On Tuesday, December 1, the Transition Support Department of the African Development Bank launched a Brainstorming Series on Fragility, Resilience and the High 5s for Africa at the Bank’s headquarters in Abidjan. The High 5s are priorities intended to accelerate the implementation of the Bank’s Ten-Year Strategy. Specifically, the goals are to: Light up and power Africa; Feed Africa; Industrialize Africa; Integrate Africa; and Improve the quality of life for African people. In the line with the 2014-2019 Strategy for “Addressing Fragility and Building Resilience in Africa”, the objective of the new series is to reflect on impactful ways to apply the “fragility lens” to all levels of the Bank’s engagement in its regional member countries. To this end, each seminar in the series will be organized with key sector departments.

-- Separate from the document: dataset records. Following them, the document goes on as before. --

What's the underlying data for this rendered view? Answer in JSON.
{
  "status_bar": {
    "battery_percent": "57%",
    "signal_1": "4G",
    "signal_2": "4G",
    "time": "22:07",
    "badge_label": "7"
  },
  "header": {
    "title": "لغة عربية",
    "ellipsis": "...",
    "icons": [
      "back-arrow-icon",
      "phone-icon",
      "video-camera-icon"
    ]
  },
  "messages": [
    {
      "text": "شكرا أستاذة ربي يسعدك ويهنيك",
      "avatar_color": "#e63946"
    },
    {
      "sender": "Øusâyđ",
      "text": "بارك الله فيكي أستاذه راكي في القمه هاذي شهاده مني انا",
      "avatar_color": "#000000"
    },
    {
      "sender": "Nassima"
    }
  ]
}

Tuesday’s session, “Harnessing Technological Innovation in Fragile Situations” was a product of collaboration between the Human Development Department (OSHD); the Transport, Information and Communications Department (OITC); and the Chief Economist Complex (ECON). The meeting was “a wonderful example of teamwork and the ‘One-Bank’ in action”, noted Sibry Tapsoba, Director of the Transition Support Department (ORTS), in his opening remarks.
Staff from OITC gave an overview of the Bank’s interventions in infrastructure, as well as softer aspects such as services, policy and institutional capacity-building. At the end of November 2015, 16.8% of the Department’s total portfolio, representing close to US $2 billion in investments, were in fragile environments. Participants at the seminar recognized that it was important to address fragility in all operations, given the catalytic role of transport and ICT in facilitating mobility, accessibility and inclusion across countries, regions and the continent. Representatives from OSHD, for their part, underscored that science, technology and innovation (STI) are identified in the Bank’s Human Capital Strategy (2014-2018) as key factors for promoting productivity, competitiveness and a knowledge economy. As such, the Bank is working closely with several universities and centres of excellence.
The seminar’s guest speaker was Osita Ogbu a professor of Economics and MD/CEO of the African Development Solutions International Ltd. He previously served as Executive Director/CEO of the African Technology Policy Studies Network (ATPS). He agreed with the Bank’s new understanding of fragility as a problem that affects all countries, but in varying degrees of magnitude. Ogbu provided evidence that Africa’s recent economic progress was driven by a commodity boom. He argued that this trajectory was unsustainable, and that a prioritization of STI was essential to engender the much-needed economic transformation across the continent. Finland and Japan, two countries which were fragile in recent history (the former at independence from the Russian Soviet Federative Socialist Republic in 1917, and the latter at the end of the Second World War), were cited as examples. Both countries have reaped the rewards of consciously placing STI at the forefront of the national development agenda.
Ogbu challenged the AfDB, the continent’s premier development institution, to do more. He also recommended that the Bank create an Innovation Fund to nurture solutions to local problems – focusing on social needs, rather than commercial interests. Overall, the Bank should partner with specialized networks and play a leadership role in encouraging the redirection of public money to STI. The full presentation and video can be accessed via the following link: http://bit.ly/1HGvrIS.
The second session of the brainstorming series on “Challenges and Opportunities for Enhancing Inclusive Agricultural Value Chains in Fragile Situations” is taking place on Thursday, December 3, at the Bank’s headquarters in Abidjan.